Wizards won't take action in Modern that potentially decreases diversity. Many bannings in the past have been justified by the oppressive nature of a card or archetype and Wizards has always made it clear that they want a metagame where players can choose from many viable strategies and essentially play what they want. Faithless Looting is the driving force behind Dredge, Vengevine, Goryo's Vengeance, Arclight Phoenix, and many more. Since the card is so strong, efficient, and adds consistency to those strategies, it makes the metagame more diverse and fuels all those otherwise whacky decks that would be too weak without it. If Wizards can avoid killing a huge volume of decks with one banning, they will do so to help protect Modern's diversity.
Hogaak, Arisen Necropolis or Altar of Dementia
Again, the Bridgevine Deck was around before Modern Horizons and while it was a good deck that posted some results, it was far from too strong. Hogaak and Altar were what pushed it way over the top and banning one of the cards would've taken the consistent turn three kills away from the deck while keeping it playable. It would've solved the problem in the best way, but Wizards doesn't want to ban cards from a product just released, so it's likely they'll stay legal for a while, even if a zero Mana 8/8 Trample creature is a pretty risky idea for Modern.
Bridge from Below
This is the card they banned and it's a fine choice. It's only played in this deck currently, so it's a nice, narrow ban that addresses the problem. Also, it's a very strong card used in successful combo decks in Vintage and Legacy. If the right shell is there, Bridge from Below creates a bunch of 2/2 Zombie Tokens without spending mana. As new ways of putting cards into your graveyard are printed, this card always has to be on Wizard's mind and has the potential to create very swingy and unfair game experiences without adding much to the format. Also, it takes away the ability of Hogaak Bridgevine decks to go infinite on turn 3 and win the game without declaring a single attack. The deck is still capable of adding a lot of big creatures to the battlefield on turn two and Bridge from Below can easily be exchanged for another card, but losing the combo makes the deck much easier to fight and beat.
Is Hogaak Summer Over?
Yes and no. The completely broken combo deck that warped the format won't be as potent and threatening to the format anymore. But I firmly believe that aggro-combo decks featuring Hogaak and Vengevine and abusing the graveyard to cheat on mana will still be pretty strong and the right build of those decks is worth finding.
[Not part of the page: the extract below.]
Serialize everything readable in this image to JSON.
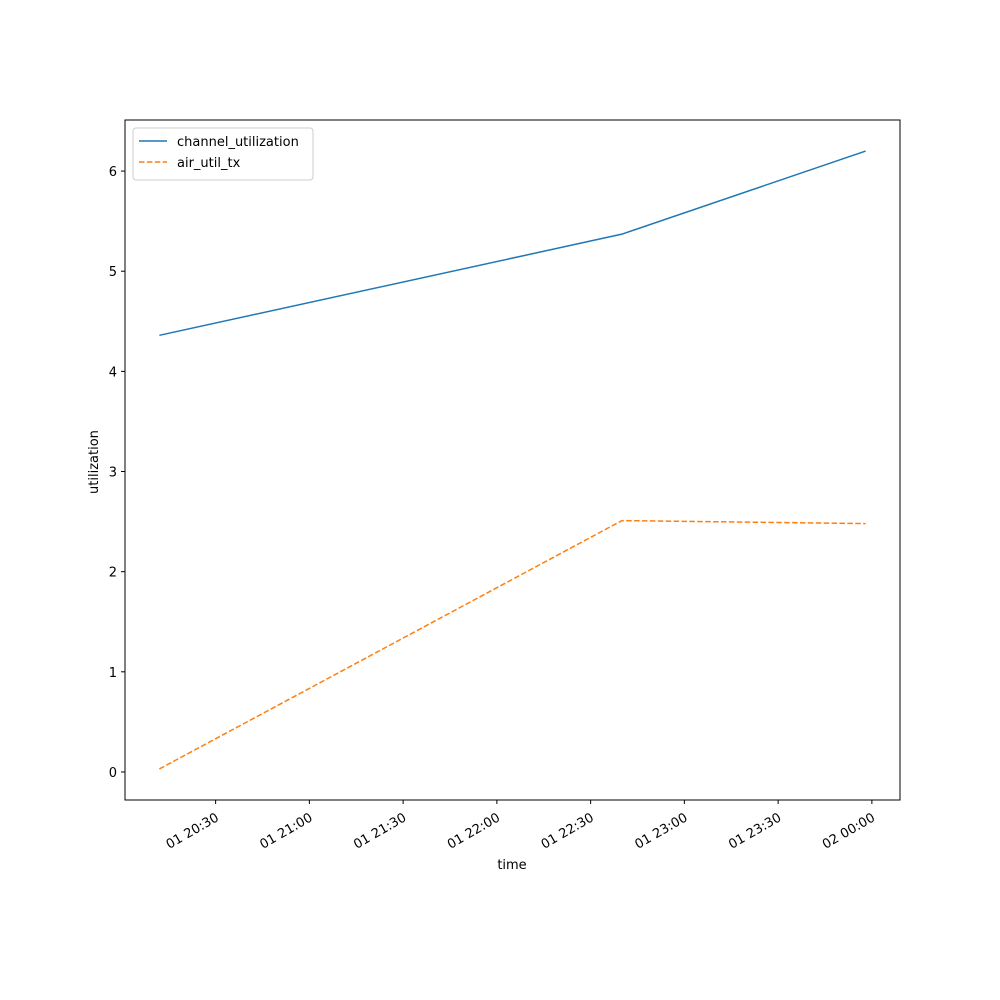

I'm excited to see what players brew up for Mythic Championship Barcelona, which Vengevine builds will emerge after the banning, and how the London Mulligan and Modern Horizons will influence Modern in the long term. In the end, Modern will face some exciting changes and because of the hysteria the Bridgevine deck created, this process was slowed down significantly in the last couple of weeks. I think are having exciting times ahead of us when it comes to Modern and can't wait to watch Mythic Championship Barcelona unfold.
Opinions expressed in this article are those of the author and not necessarily Cardmarket.